The Australian Coal Association was, predictably, at odds with this view. It said a document just released from the International Energy Agency had recognised the critical role of CCS technology in “efficiently reducing the world’s greenhouse gas emissions”.
“The IEA highlights that CCS technology will be part of a range of low emissions technologies needed to lower world CO2 emissions while satisfying growing energy demand,” ACA chief executive Nikki Williams said.

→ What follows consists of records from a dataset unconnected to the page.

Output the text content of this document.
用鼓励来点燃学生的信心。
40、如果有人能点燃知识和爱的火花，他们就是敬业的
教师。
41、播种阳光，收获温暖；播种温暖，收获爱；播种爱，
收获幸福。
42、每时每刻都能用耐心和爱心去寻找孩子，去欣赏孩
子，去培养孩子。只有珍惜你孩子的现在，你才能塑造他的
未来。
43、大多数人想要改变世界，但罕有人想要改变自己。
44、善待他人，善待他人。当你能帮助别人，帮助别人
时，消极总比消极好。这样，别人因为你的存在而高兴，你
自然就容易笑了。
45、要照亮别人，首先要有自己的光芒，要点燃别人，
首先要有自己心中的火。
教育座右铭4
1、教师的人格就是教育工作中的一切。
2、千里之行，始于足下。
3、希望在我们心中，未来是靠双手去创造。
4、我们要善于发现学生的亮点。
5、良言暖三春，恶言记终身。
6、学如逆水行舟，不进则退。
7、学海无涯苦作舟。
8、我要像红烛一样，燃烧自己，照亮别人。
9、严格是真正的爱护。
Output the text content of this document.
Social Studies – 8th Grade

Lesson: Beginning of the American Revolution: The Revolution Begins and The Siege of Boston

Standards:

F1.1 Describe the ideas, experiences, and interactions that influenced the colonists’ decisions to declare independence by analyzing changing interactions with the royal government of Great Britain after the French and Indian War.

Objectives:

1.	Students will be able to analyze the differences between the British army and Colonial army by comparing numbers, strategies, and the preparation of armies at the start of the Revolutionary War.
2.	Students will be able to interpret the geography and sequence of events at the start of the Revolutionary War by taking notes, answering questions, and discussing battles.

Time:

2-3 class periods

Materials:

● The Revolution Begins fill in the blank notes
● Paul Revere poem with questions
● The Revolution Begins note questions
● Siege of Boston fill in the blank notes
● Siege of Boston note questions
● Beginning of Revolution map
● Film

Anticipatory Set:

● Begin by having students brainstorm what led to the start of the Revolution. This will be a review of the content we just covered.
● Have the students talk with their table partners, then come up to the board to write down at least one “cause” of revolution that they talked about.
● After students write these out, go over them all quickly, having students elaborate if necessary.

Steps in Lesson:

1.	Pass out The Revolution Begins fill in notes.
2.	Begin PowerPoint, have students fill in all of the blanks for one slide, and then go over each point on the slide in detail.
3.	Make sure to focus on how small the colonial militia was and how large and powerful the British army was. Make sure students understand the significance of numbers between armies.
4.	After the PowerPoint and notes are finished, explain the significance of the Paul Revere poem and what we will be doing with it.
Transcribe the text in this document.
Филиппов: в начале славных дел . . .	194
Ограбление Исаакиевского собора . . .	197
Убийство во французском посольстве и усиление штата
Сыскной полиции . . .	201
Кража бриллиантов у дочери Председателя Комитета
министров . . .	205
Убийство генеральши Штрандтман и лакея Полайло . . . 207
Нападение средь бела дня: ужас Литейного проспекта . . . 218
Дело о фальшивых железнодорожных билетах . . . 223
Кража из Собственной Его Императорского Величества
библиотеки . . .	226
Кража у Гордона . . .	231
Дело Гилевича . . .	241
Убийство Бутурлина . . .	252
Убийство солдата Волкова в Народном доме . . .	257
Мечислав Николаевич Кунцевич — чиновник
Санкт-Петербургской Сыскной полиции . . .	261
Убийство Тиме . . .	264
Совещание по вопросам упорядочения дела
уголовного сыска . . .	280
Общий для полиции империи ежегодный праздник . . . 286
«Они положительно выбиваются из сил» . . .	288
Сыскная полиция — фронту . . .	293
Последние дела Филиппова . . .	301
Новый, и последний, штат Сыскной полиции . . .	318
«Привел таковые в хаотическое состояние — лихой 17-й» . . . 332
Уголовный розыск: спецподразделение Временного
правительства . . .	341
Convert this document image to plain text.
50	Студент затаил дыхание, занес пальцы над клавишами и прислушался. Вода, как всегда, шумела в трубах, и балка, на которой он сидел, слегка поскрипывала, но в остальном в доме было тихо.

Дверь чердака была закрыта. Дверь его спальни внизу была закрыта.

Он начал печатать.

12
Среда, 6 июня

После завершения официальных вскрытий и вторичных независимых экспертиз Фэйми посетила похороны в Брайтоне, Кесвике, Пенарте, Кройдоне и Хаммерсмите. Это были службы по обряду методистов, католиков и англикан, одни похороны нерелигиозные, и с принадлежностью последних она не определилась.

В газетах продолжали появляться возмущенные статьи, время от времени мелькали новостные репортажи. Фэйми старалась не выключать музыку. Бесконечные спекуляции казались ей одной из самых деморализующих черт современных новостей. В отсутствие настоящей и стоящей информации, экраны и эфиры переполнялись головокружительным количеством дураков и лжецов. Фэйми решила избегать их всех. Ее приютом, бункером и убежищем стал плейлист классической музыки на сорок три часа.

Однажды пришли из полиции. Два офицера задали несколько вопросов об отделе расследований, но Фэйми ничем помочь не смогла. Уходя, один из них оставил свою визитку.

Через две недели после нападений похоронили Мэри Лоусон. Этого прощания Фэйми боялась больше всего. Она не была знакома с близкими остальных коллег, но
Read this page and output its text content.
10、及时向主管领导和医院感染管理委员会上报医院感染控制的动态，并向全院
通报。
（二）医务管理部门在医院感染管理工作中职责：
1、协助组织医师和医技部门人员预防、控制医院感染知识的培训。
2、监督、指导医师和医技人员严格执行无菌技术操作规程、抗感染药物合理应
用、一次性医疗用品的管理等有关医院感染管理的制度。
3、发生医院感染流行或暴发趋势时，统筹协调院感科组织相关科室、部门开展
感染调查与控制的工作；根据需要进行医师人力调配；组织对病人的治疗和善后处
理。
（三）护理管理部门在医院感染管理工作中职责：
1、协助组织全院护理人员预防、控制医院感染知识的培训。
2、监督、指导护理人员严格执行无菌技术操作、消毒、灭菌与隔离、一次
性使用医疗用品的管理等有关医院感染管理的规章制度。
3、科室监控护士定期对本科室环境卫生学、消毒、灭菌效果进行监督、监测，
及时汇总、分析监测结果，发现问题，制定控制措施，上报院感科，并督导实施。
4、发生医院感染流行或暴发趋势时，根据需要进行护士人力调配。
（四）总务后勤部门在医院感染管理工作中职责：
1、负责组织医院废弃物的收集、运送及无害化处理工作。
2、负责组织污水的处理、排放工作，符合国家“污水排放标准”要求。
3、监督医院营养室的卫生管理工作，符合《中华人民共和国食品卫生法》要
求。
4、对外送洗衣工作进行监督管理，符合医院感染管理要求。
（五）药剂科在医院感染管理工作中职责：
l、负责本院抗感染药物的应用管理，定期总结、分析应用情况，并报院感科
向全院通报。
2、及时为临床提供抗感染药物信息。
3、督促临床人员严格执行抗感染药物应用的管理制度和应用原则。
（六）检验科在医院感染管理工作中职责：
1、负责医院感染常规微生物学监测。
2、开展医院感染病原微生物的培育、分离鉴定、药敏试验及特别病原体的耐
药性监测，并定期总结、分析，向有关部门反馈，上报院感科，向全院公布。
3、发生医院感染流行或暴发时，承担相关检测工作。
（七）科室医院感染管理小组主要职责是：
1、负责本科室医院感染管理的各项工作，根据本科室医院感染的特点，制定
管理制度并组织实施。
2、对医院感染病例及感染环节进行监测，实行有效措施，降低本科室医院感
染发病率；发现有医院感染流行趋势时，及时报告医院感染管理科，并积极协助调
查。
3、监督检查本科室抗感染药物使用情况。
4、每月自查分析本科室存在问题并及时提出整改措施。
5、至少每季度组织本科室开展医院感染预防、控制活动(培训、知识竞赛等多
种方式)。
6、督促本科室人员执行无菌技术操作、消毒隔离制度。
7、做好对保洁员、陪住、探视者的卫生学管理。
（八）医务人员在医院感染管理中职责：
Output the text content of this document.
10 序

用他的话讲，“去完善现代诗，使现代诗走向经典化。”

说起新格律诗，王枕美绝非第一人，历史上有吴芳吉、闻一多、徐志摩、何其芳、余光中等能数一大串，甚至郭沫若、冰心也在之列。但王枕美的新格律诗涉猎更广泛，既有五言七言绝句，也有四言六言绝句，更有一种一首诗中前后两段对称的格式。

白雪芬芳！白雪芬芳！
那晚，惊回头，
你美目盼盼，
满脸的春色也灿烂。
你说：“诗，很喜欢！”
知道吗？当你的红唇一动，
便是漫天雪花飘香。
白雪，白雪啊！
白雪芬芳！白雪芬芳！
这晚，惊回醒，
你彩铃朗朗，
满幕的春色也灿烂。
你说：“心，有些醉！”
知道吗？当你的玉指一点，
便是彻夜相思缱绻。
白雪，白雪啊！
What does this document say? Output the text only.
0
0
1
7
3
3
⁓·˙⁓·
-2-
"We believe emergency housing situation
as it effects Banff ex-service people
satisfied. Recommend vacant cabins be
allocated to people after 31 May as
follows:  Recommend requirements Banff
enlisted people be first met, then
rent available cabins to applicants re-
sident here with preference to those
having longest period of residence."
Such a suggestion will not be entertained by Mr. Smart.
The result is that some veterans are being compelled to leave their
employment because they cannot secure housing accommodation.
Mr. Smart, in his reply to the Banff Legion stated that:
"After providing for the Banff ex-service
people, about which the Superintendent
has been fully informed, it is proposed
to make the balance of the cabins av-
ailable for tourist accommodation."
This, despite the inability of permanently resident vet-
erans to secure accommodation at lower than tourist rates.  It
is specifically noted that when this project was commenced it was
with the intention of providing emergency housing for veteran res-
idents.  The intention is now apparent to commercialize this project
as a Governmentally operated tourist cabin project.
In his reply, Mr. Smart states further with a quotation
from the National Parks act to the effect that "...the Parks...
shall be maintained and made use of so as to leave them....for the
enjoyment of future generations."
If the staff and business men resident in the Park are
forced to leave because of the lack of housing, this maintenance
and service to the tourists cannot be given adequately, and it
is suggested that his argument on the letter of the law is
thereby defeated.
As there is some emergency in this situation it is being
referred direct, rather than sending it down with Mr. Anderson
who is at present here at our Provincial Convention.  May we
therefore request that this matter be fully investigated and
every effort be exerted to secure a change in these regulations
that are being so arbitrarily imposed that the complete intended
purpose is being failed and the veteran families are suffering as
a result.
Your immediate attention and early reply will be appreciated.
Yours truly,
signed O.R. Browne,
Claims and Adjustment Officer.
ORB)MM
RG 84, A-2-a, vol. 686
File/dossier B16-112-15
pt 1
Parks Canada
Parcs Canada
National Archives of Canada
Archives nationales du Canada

Ms Jeffs said continued support for clean coal development was “key for the generation sector” but also crucial to “seeing forward-looking investment for alternative uses of coal”.
Federal Resources and Energy Minister Gary Gray told The Express the government remained committed to CCS, to the tune of $1 billion, and the recent funding deferral reflected “the current contractual arrangements with the CarbonNet and other CCS projects”.
In February last year $100 million in joint government funding was announced to develop the state’s first CCS project, CarbonNet, intended to capture carbon emissions from Latrobe Valley industries and store it in geological basins.
Mr Gray said it was “the nature of these big emerging energy projects – whether CCS or renewable – that anticipated expenditure may sometimes be delayed beyond original expected timelines as project proponents work through the challenges associated with being “first of a kind” projects.